DNA has previously been optically mapped by barcoding using glass chips containing nanochannels [1,2] and –slits[3], and even in injection molded polymer chips containing nanochannels[4]. The glass chips are extremely expensive, making it necessary to use the same chip several time, causing possible cross contamination, while the polymer chips[4] have so far only been used with nanochannels, being inappropriate for sequencing of long (Mbp-size) genomes.

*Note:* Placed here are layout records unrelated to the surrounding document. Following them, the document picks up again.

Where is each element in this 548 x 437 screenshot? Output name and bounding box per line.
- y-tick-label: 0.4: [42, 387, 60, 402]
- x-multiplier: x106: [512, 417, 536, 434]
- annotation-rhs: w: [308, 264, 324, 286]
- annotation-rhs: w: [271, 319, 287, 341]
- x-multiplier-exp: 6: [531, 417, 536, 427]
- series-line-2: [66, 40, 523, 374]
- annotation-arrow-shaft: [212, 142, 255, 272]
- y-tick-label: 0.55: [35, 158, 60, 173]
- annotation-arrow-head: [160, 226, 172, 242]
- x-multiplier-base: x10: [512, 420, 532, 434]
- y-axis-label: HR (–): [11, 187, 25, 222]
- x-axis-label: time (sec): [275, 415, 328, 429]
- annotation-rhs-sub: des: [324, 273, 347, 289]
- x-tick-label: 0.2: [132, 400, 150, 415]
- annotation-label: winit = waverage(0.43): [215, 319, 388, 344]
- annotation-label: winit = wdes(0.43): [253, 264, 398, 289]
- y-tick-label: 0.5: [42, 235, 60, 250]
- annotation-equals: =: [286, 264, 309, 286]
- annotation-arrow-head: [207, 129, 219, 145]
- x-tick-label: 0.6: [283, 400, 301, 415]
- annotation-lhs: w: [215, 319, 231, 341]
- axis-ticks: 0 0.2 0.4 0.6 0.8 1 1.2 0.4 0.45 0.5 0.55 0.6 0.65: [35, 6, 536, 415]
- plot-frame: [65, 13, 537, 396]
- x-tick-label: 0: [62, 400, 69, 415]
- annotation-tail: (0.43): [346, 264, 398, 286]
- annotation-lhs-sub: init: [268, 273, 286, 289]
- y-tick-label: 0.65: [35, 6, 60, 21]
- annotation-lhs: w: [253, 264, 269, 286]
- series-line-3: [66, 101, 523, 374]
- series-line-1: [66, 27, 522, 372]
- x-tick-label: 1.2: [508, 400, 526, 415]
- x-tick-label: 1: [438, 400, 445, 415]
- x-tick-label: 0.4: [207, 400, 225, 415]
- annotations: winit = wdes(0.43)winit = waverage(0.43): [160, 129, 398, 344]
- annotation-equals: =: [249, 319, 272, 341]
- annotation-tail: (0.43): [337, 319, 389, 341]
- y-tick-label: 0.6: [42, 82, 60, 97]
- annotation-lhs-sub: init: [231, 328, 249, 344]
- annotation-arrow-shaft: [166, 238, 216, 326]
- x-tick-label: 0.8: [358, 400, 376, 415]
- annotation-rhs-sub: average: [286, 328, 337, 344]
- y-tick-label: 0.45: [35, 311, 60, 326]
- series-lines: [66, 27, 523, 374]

In this work, we present an injection molded, all polymer device, fabricated in TOPAS COC-5013L-10 [5] containing an ultra-low aspect ratio nanoslit with height-to-width ratio of almost 1/200. These chips have a production time per chip and a unit price so low that they can be considered truly disposable. This removes all risks of cross contamination within experiments, as the polymer chips are only used once.
These nanoslits, have been used for stretching out DNA-molecules of length of ~1.2Mbp, proving the first step required for optical mapping to see structural variations in the genome caused by mutations, such as insertions, deletions, and translations.